Marcuse, ileri teknolojinin ve yüksek derecedeki sanayileşmenin bu sonucu ortaya çıkardığını ve dolayısıyla da işçi sınıfının eski fonksiyonunu yitirdiğini, ya köleleştiğini ya da sistemle özdeşleştiğini belirtmektedir (Yeniçeri, 2009: 139).

1.1.4. Yabancılaşmanın Boyutları

Felsefi ve sosyolojik bir kavram olarak ortaya atılan yabancılaşma kavramının giderek sosyo-psikolojik hatta psikolojik bir kavram haline geldiği, birçok araştırmada açıkça görülmektedir. Bu bağlamda çaba gösteren araştırmacılar, yabancılaşma kavramını genel yaşam ve iş ortamına bağlı operasyonel tanımlar vererek test edilebilir, ölçülebilir hale getirmişlerdir. 1960’lı yıllarının başlarından itibaren yabancılaşma ile ilgili pek çok araştırma yapılmış ve ölçek geliştirilmiştir. Yabancılaşmayı sadece kuramsal boyutta ele almanın ötesinde, ampirik çalışmalar yaparak yabancılaşmanın somut bir biçimde ölçülmesi sorununun gündeme geldiği bu dönemde, özellikle Amerikalı toplumbilimciler bu alanda öncülük yapmışlardır.

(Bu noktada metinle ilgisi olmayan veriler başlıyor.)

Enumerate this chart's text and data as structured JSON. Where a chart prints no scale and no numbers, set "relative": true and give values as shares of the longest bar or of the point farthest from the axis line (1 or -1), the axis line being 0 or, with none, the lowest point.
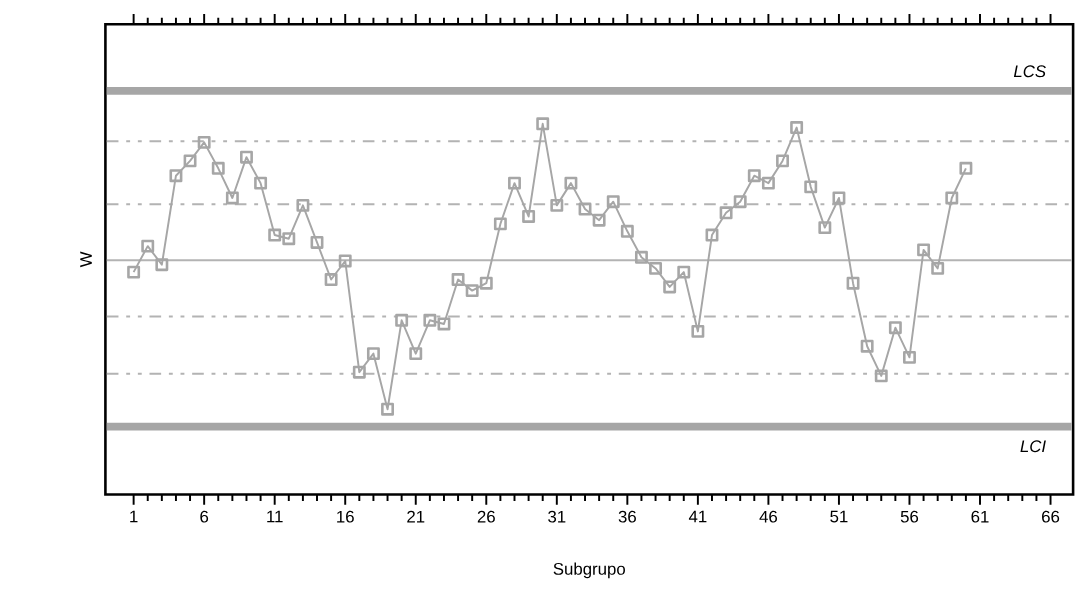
{
  "chart_data": {
    "type": "line",
    "relative": true,
    "xlabel": "Subgrupo",
    "ylabel": "W",
    "x": [
      1,
      2,
      3,
      4,
      5,
      6,
      7,
      8,
      9,
      10,
      11,
      12,
      13,
      14,
      15,
      16,
      17,
      18,
      19,
      20,
      21,
      22,
      23,
      24,
      25,
      26,
      27,
      28,
      29,
      30,
      31,
      32,
      33,
      34,
      35,
      36,
      37,
      38,
      39,
      40,
      41,
      42,
      43,
      44,
      45,
      46,
      47,
      48,
      49,
      50,
      51,
      52,
      53,
      54,
      55,
      56,
      57,
      58,
      59,
      60
    ],
    "values": [
      0.6,
      0.67,
      0.62,
      0.86,
      0.9,
      0.95,
      0.88,
      0.8,
      0.91,
      0.84,
      0.7,
      0.69,
      0.78,
      0.68,
      0.58,
      0.63,
      0.33,
      0.38,
      0.23,
      0.47,
      0.38,
      0.47,
      0.46,
      0.58,
      0.55,
      0.57,
      0.73,
      0.84,
      0.75,
      1.0,
      0.78,
      0.84,
      0.77,
      0.74,
      0.79,
      0.71,
      0.64,
      0.61,
      0.56,
      0.6,
      0.44,
      0.7,
      0.76,
      0.79,
      0.86,
      0.84,
      0.9,
      0.99,
      0.83,
      0.72,
      0.8,
      0.57,
      0.4,
      0.32,
      0.45,
      0.37,
      0.66,
      0.61,
      0.8,
      0.88
    ],
    "color": "#a6a6a6",
    "marker": "square",
    "line_style": "solid",
    "xlim": [
      -1,
      67.6
    ],
    "xticks": [
      1,
      6,
      11,
      16,
      21,
      26,
      31,
      36,
      41,
      46,
      51,
      56,
      61,
      66
    ],
    "tick_labels": "x",
    "ref_lines": [
      {
        "axis": "y",
        "value": 1.089,
        "label": "LCS",
        "color": "#a6a6a6",
        "line_style": "solid"
      },
      {
        "axis": "y",
        "value": 0.953,
        "color": "#b3b3b3",
        "line_style": "dashed"
      },
      {
        "axis": "y",
        "value": 0.783,
        "color": "#b3b3b3",
        "line_style": "dashed"
      },
      {
        "axis": "y",
        "value": 0.632,
        "color": "#b3b3b3",
        "line_style": "solid"
      },
      {
        "axis": "y",
        "value": 0.48,
        "color": "#b3b3b3",
        "line_style": "dashed"
      },
      {
        "axis": "y",
        "value": 0.326,
        "color": "#b3b3b3",
        "line_style": "dashed"
      },
      {
        "axis": "y",
        "value": 0.183,
        "label": "LCI",
        "color": "#a6a6a6",
        "line_style": "solid"
      }
    ]
  }
}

Bu araştırmacıların başında Seeman gelmektedir (Elma, 2003: 25).

(29)

Araştırmacılar yabancılaşmanın sebepleri ve ölçümü ile ilgili tanımlamalar üzerinde çalışırken bireyin yabancılaşmasındaki önemli unsurlardan biri olan iş ve iş ortamını ele almışlardır. Seeman’ın "Yabancılaşmanın Anlamı Üzerine" (On The Meaning Of Alienation) adlı makalesinde yabancılaşma beş ayrı faktörde incelenmiştir (Uysaler, 2010: 37).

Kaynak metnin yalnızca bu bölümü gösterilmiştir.